Transmissible gastroenteritis virus N protein causes endoplasmic reticulum stress, up-regulates interleukin-8 expression and its subcellular localization in the porcine intestinal epithelial cell

Abstract

This essay focuses on transmissible gastroenteritis virus (TGEV), which is an enteropathogenic virus related to contagious and acute diseases in suckling piglets. Previous literature suggests that the TGEV nucleocapsid protein (N) plays a significant role in viral transcriptional process, however, there is a need to examine other functions of TGEV N protein in the porcine intestinal epithelial cell (IEC) which is the target cell of TGEV. In the present study, we investigated the degradation, subcellular localisation, and function of TGEV N protein by examining its effects on cycle progression, endoplasmic reticulum (ER) stress, interleukin-8 (IL-8) expression, and cell survival. The results showed that TGEV N protein localised in the cytoplasm, inhibited IEC growth, prolonged the S-phase cell cycle by down-regulating cell cycle protein cyclin A, and was mainly degraded through the proteasome pathway. Moreover, TGEV N protein induced ER stress and activated NF-κB, which was responsible for the up-regulation of IL-8 and Bcl-2 expression. This report mainly considers the functions of TGEV N protein in IEC. To be specific, in IEC, TGEV N protein induces cell cycle prolongation at the S-phase, ER stress and up-regulates IL-8 expression. These results provide a better understanding of the functions and structural mechanisms of TGEV N protein.

Keywords: ER stress; IL-8; Location; N protein; NF-κB; TGEV.

Fig. 1

The expression products and protein degradation characteristics of TGEV N protein in IEC. Cells were transfected with N-GFP expression vector or GFP vector and treated with MG132 for 24 h. (A) The cells were subjected to Western blot analysis using anti-GFP antibodies. (B) The cells were subjected to Western blot analysis using TGEV N protein antibodies. (C) Protein degradation characteristics were observed by fluorescence microscopy. All the data shown are representative of three independent experiments.

Fig. 2

Subcellular localization of TGEV N protein in IEC. Cells were transfected with N-GFP expression vector or GFP vector. (A) Cells were stained by Hoechst33342 and ER-Tracker ™ Red. (B) Cells were stained with anti-N antibody, followed by goat anti-mouse antibody.
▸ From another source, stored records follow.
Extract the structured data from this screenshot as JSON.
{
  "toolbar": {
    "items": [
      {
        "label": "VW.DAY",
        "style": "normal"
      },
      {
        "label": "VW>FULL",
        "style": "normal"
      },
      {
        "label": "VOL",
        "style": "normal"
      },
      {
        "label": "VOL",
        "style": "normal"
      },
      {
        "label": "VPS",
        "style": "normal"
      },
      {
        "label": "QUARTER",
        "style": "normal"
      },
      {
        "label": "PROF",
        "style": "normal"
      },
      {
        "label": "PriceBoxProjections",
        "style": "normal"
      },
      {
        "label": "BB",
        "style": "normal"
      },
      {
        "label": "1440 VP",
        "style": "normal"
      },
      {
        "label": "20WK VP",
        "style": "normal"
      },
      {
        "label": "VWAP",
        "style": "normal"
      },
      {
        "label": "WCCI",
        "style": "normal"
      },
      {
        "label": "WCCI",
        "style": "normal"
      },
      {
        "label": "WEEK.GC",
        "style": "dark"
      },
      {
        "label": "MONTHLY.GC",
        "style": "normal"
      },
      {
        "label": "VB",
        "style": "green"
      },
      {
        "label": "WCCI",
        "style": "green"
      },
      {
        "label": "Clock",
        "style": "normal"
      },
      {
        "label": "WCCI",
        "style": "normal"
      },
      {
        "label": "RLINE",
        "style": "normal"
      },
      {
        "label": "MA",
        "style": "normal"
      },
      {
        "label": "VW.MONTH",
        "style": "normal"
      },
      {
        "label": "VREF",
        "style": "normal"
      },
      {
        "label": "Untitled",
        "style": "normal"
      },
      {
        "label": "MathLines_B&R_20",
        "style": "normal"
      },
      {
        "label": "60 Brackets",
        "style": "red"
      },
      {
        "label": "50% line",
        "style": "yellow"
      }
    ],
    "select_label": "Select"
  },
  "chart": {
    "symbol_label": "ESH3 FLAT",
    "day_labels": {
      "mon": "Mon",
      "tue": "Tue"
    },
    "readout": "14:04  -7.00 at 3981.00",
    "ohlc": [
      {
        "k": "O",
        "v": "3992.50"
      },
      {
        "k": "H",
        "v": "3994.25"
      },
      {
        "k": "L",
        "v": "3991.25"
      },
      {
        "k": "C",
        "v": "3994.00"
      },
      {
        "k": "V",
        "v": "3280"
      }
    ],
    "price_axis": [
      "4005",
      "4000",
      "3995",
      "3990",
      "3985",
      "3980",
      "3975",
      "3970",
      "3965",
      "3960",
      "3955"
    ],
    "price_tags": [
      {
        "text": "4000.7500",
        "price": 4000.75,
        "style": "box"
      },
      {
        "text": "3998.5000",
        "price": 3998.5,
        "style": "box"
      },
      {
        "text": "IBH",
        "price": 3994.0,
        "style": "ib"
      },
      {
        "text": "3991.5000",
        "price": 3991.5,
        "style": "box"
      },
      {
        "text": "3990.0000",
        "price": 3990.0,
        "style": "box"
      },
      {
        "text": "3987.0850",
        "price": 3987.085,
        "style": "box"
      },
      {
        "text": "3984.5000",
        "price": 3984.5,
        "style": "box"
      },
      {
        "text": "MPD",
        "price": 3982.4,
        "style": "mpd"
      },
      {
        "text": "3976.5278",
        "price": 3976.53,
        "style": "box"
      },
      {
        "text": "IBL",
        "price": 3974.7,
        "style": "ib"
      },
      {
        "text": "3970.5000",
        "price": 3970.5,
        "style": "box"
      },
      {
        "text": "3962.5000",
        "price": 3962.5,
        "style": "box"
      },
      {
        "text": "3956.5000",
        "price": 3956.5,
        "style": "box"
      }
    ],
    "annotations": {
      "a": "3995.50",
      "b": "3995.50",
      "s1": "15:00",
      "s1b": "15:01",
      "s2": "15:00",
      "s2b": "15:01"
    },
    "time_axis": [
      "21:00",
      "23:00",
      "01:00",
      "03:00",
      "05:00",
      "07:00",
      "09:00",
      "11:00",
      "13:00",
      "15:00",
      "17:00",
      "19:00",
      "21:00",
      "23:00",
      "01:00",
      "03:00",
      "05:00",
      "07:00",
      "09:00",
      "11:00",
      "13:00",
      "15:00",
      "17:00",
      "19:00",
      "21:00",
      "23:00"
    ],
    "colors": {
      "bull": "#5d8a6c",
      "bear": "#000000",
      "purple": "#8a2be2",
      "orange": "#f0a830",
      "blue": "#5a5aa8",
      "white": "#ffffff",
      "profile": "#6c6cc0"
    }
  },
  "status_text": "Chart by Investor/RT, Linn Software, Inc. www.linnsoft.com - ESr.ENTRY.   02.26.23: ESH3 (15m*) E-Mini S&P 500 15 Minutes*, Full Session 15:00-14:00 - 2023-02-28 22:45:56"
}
Bar = 20 μm for all the figures. (For interpretation of the references to colour in this figure legend, the reader is referred to the web version of this article.)

Fig. 3

Cell cycle arrest and the expression of cyclin A induced by TGEV N protein. Cells were transfected with N-GFP expression vector or GFP ector for 48 h. (A) Flow cytometry analysis of cells by propidium iodide staining. (B) The percentage of cells in each phase of the cell cycle from flow cytometry data. (C) The level of cyclin A expression was determined by western blot. β-actin was used as an internal loading control. (D) Real-time PCR analysis of cyclin A mRNA levels were normalized to the corresponding CT value for porcine β-actin mRNA. The results are mean ± SD from three independent experiments. * p < 0.05 versus the control groupversus the control group (the cells expressing GFP and untransfected IEC cells).

Fig. 4

The effect of TGEV N protein in IEC on NF-κB activity and the expression of GRP78, IL-8, Bcl-2, IL-8. Cells expressing GFP or N-GFP for 48 h. (A) The level of GRP78 expression was determined by western blot. (B) Real-time PCR analysis of GRP78 mRNA levels. (C) The level of NF-κB expression was determined by western blot. (D) NF-κB p65 activation was determined using the ELISA assay. (E) The expression of IL-8 in N-GFP expressing IEC or untransfected cells (treated or untreated with MG132) culture supernatants were measured by ELISA. (F) IL-8 mRNA levels were analysed by Real-time PCR assay. (G) The level of Bcl-2 expression was determined by western blot. (H) Real-time PCR analysis of Bcl-2 mRNA levels. β-actin was used as an internal loading control. The results are mean ± SD and representative of three independent experiments.